Laura Purcell’s debut was so good it made her my ‘go to’ author immediately! It taps directly into those Brontë themes of atmospheric houses with creepy nighttime visitations. It builds beautifully, from a young woman who is bereaved and pregnant to the huge ancestral home, this is one of those tales that slowly and imperceptibly creates unease in the reader. When newly married Elsie Bainbridge finds herself a widow. and pregnant she is dependent on the kindness of his family. Once she reaches her husband’s family estate, she is disappointed, because far from being awed by the house, the villagers fear it and believe the Bainbridge family are cursed. Elsie pays no mind to servants talk, but maid Sarah seems intent on scouring the creepy house. in order to learn more of her family history. Then strange sounds disturb their sleep, leading Elsie and Sarah to discover a life size wooden figure. It’s like the prop for a play, but yet it has an uncanny similarity to Elsie. They decide to move it to the Great Hall, rather than leaving it hidden in the attic. They’ve also found two notebooks which turn out to be the diaries of Anne Bainbridge beginning in 1635.

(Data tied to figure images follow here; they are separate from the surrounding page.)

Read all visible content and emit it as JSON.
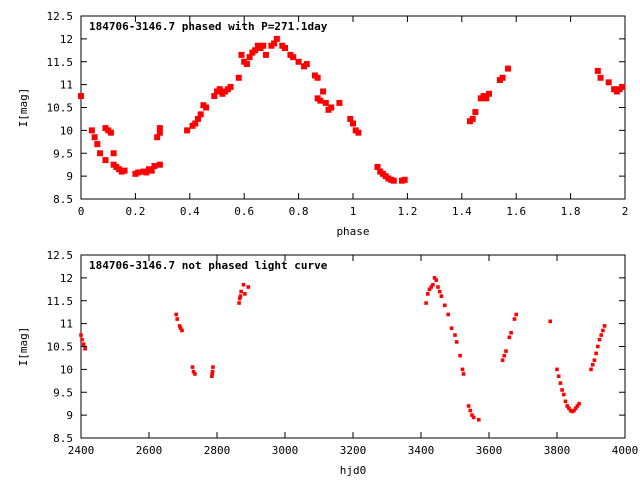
{
  "chart_data": [
    {
      "type": "scatter",
      "title": "184706-3146.7 phased with P=271.1day",
      "xlabel": "phase",
      "ylabel": "I[mag]",
      "xlim": [
        0,
        2
      ],
      "ylim": [
        12.5,
        8.5
      ],
      "y_inverted": true,
      "xticks": [
        "0",
        "0.2",
        "0.4",
        "0.6",
        "0.8",
        "1",
        "1.2",
        "1.4",
        "1.6",
        "1.8",
        "2"
      ],
      "yticks": [
        "8.5",
        "9",
        "9.5",
        "10",
        "10.5",
        "11",
        "11.5",
        "12",
        "12.5"
      ],
      "marker_color": "#ff0000",
      "grid": false,
      "series": [
        {
          "values": [
            [
              0.0,
              10.75
            ],
            [
              0.04,
              10.0
            ],
            [
              0.05,
              9.85
            ],
            [
              0.06,
              9.7
            ],
            [
              0.07,
              9.5
            ],
            [
              0.09,
              9.35
            ],
            [
              0.09,
              10.05
            ],
            [
              0.1,
              10.0
            ],
            [
              0.11,
              9.95
            ],
            [
              0.12,
              9.5
            ],
            [
              0.12,
              9.25
            ],
            [
              0.13,
              9.2
            ],
            [
              0.14,
              9.15
            ],
            [
              0.15,
              9.1
            ],
            [
              0.16,
              9.12
            ],
            [
              0.2,
              9.05
            ],
            [
              0.21,
              9.08
            ],
            [
              0.23,
              9.1
            ],
            [
              0.24,
              9.08
            ],
            [
              0.25,
              9.15
            ],
            [
              0.26,
              9.12
            ],
            [
              0.27,
              9.22
            ],
            [
              0.29,
              9.25
            ],
            [
              0.28,
              9.85
            ],
            [
              0.29,
              9.95
            ],
            [
              0.29,
              10.05
            ],
            [
              0.39,
              10.0
            ],
            [
              0.41,
              10.1
            ],
            [
              0.42,
              10.15
            ],
            [
              0.43,
              10.25
            ],
            [
              0.44,
              10.35
            ],
            [
              0.45,
              10.55
            ],
            [
              0.46,
              10.5
            ],
            [
              0.49,
              10.75
            ],
            [
              0.5,
              10.85
            ],
            [
              0.51,
              10.9
            ],
            [
              0.52,
              10.8
            ],
            [
              0.53,
              10.85
            ],
            [
              0.54,
              10.9
            ],
            [
              0.55,
              10.95
            ],
            [
              0.58,
              11.15
            ],
            [
              0.59,
              11.65
            ],
            [
              0.6,
              11.5
            ],
            [
              0.61,
              11.45
            ],
            [
              0.62,
              11.6
            ],
            [
              0.63,
              11.7
            ],
            [
              0.64,
              11.75
            ],
            [
              0.65,
              11.85
            ],
            [
              0.66,
              11.8
            ],
            [
              0.67,
              11.85
            ],
            [
              0.68,
              11.65
            ],
            [
              0.7,
              11.85
            ],
            [
              0.71,
              11.9
            ],
            [
              0.72,
              12.0
            ],
            [
              0.74,
              11.85
            ],
            [
              0.75,
              11.8
            ],
            [
              0.77,
              11.65
            ],
            [
              0.78,
              11.6
            ],
            [
              0.8,
              11.5
            ],
            [
              0.82,
              11.4
            ],
            [
              0.83,
              11.45
            ],
            [
              0.86,
              11.2
            ],
            [
              0.87,
              11.15
            ],
            [
              0.87,
              10.7
            ],
            [
              0.88,
              10.65
            ],
            [
              0.89,
              10.85
            ],
            [
              0.9,
              10.6
            ],
            [
              0.91,
              10.45
            ],
            [
              0.92,
              10.5
            ],
            [
              0.95,
              10.6
            ],
            [
              0.99,
              10.25
            ],
            [
              1.0,
              10.15
            ],
            [
              1.01,
              10.0
            ],
            [
              1.02,
              9.95
            ],
            [
              1.09,
              9.2
            ],
            [
              1.1,
              9.1
            ],
            [
              1.11,
              9.05
            ],
            [
              1.12,
              9.0
            ],
            [
              1.13,
              8.95
            ],
            [
              1.14,
              8.92
            ],
            [
              1.15,
              8.9
            ],
            [
              1.18,
              8.9
            ],
            [
              1.19,
              8.92
            ],
            [
              1.43,
              10.2
            ],
            [
              1.44,
              10.25
            ],
            [
              1.45,
              10.4
            ],
            [
              1.47,
              10.7
            ],
            [
              1.48,
              10.75
            ],
            [
              1.49,
              10.7
            ],
            [
              1.5,
              10.8
            ],
            [
              1.54,
              11.1
            ],
            [
              1.55,
              11.15
            ],
            [
              1.57,
              11.35
            ],
            [
              1.9,
              11.3
            ],
            [
              1.91,
              11.15
            ],
            [
              1.94,
              11.05
            ],
            [
              1.96,
              10.9
            ],
            [
              1.97,
              10.85
            ],
            [
              1.98,
              10.9
            ],
            [
              1.99,
              10.95
            ]
          ]
        }
      ]
    },
    {
      "type": "scatter",
      "title": "184706-3146.7 not phased light curve",
      "xlabel": "hjd0",
      "ylabel": "I[mag]",
      "xlim": [
        2400,
        4000
      ],
      "ylim": [
        12.5,
        8.5
      ],
      "y_inverted": true,
      "xticks": [
        "2400",
        "2600",
        "2800",
        "3000",
        "3200",
        "3400",
        "3600",
        "3800",
        "4000"
      ],
      "yticks": [
        "8.5",
        "9",
        "9.5",
        "10",
        "10.5",
        "11",
        "11.5",
        "12",
        "12.5"
      ],
      "marker_color": "#ff0000",
      "grid": false,
      "series": [
        {
          "values": [
            [
              2400,
              10.75
            ],
            [
              2403,
              10.65
            ],
            [
              2408,
              10.55
            ],
            [
              2412,
              10.45
            ],
            [
              2680,
              11.2
            ],
            [
              2683,
              11.1
            ],
            [
              2690,
              10.95
            ],
            [
              2693,
              10.9
            ],
            [
              2697,
              10.85
            ],
            [
              2728,
              10.05
            ],
            [
              2731,
              9.95
            ],
            [
              2735,
              9.9
            ],
            [
              2785,
              9.85
            ],
            [
              2786,
              9.9
            ],
            [
              2787,
              9.95
            ],
            [
              2788,
              10.05
            ],
            [
              2865,
              11.45
            ],
            [
              2867,
              11.55
            ],
            [
              2869,
              11.6
            ],
            [
              2871,
              11.7
            ],
            [
              2878,
              11.85
            ],
            [
              2882,
              11.65
            ],
            [
              2892,
              11.8
            ],
            [
              3415,
              11.45
            ],
            [
              3420,
              11.65
            ],
            [
              3425,
              11.75
            ],
            [
              3430,
              11.8
            ],
            [
              3435,
              11.85
            ],
            [
              3440,
              12.0
            ],
            [
              3445,
              11.95
            ],
            [
              3450,
              11.8
            ],
            [
              3455,
              11.7
            ],
            [
              3460,
              11.6
            ],
            [
              3470,
              11.4
            ],
            [
              3480,
              11.2
            ],
            [
              3490,
              10.9
            ],
            [
              3500,
              10.75
            ],
            [
              3505,
              10.6
            ],
            [
              3515,
              10.3
            ],
            [
              3522,
              10.0
            ],
            [
              3525,
              9.9
            ],
            [
              3540,
              9.2
            ],
            [
              3545,
              9.1
            ],
            [
              3550,
              9.0
            ],
            [
              3555,
              8.95
            ],
            [
              3570,
              8.9
            ],
            [
              3640,
              10.2
            ],
            [
              3645,
              10.3
            ],
            [
              3650,
              10.4
            ],
            [
              3660,
              10.7
            ],
            [
              3665,
              10.8
            ],
            [
              3675,
              11.1
            ],
            [
              3680,
              11.2
            ],
            [
              3780,
              11.05
            ],
            [
              3800,
              10.0
            ],
            [
              3805,
              9.85
            ],
            [
              3810,
              9.7
            ],
            [
              3815,
              9.55
            ],
            [
              3820,
              9.45
            ],
            [
              3825,
              9.3
            ],
            [
              3830,
              9.2
            ],
            [
              3835,
              9.15
            ],
            [
              3840,
              9.1
            ],
            [
              3845,
              9.08
            ],
            [
              3850,
              9.1
            ],
            [
              3855,
              9.15
            ],
            [
              3860,
              9.2
            ],
            [
              3865,
              9.25
            ],
            [
              3900,
              10.0
            ],
            [
              3905,
              10.1
            ],
            [
              3910,
              10.2
            ],
            [
              3915,
              10.35
            ],
            [
              3920,
              10.5
            ],
            [
              3925,
              10.65
            ],
            [
              3930,
              10.75
            ],
            [
              3935,
              10.85
            ],
            [
              3940,
              10.95
            ]
          ]
        }
      ]
    }
  ]
}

Anne has written about her hope to charm King Charles I and his Queen on a forthcoming visit and support her husband, Josiah who wants to make connections. The royal couple’s daughter Henrietta Maria was supposedly conceived using white magic. Anne writes about a shop of curiosities and the Dutch heritage of the ‘silent companions’ she purchased ahead of their visit, subsequently discovered in the attic by Sarah. The figures slowly started to resemble their real life counterparts. Elsie starts to fear she is losing her mind as more figures appear and the mystifying question of what’s going starts to consumer her. This is such an original idea and much like Jessie Burton’s The Miniaturist, anything that starts to magically resemble it’s owner is downright creepy! I love Purcell’s ability to create an eerie atmosphere and a very uneasy reader.
Melmoth the Witness is a figure from mythology, or is she? Known as one of the woman who witnessed the tomb on the morning that Christ resurrected, she is now an eternal traveller. Wandering the centuries she lures people into following her, whereupon they too become damned to an eternity of itinerant, solitary wandering. Set in the beautifully, atmospheric city of Prague we meet a woman called Helen and her friend Karel on the street. Agitated and enthralled, he tells her he has come into possession of a mysterious old manuscript, filled with personal testimonies taken from 17th-century England to wartime Czechoslovakia, the tropical streets of Manila, and 1920s Turkey. All of them tell of being followed by a tall, silent woman in black, bearing an unforgettable message. Helen reads its contents with intrigue and some scepticism, but everything in her life is about to change. We follow Helen’s story, but within it are all the other stories and lives, creating a Russian doll style tale, but where each incarnation has the same sense of menace and impending doom.
I think what scared me would have scared any ‘listener’. It’s the toll witnessing takes on a person. This book takes in the breadth of the horrors experienced in Prague throughout the 20th Century. It made me imagine being present to witness the trenches of WW1, the Holocaust, and so many other atrocities and personal tragedies. I’ve worked in mental health for twenty years and I’m taking a break at the moment to study. I know the emotional toll that listening to people’s stories can take on the listener or observer. For Melmoth, this would be so much worse because she has to sit back and witness all of humanity’s horrors. Even worse, she has no power to change anything, but is doomed merely to witness. No wonder she wants other souls to witness with her, she must feel the weight of the horrors yet to come. By the end of this novel so did I.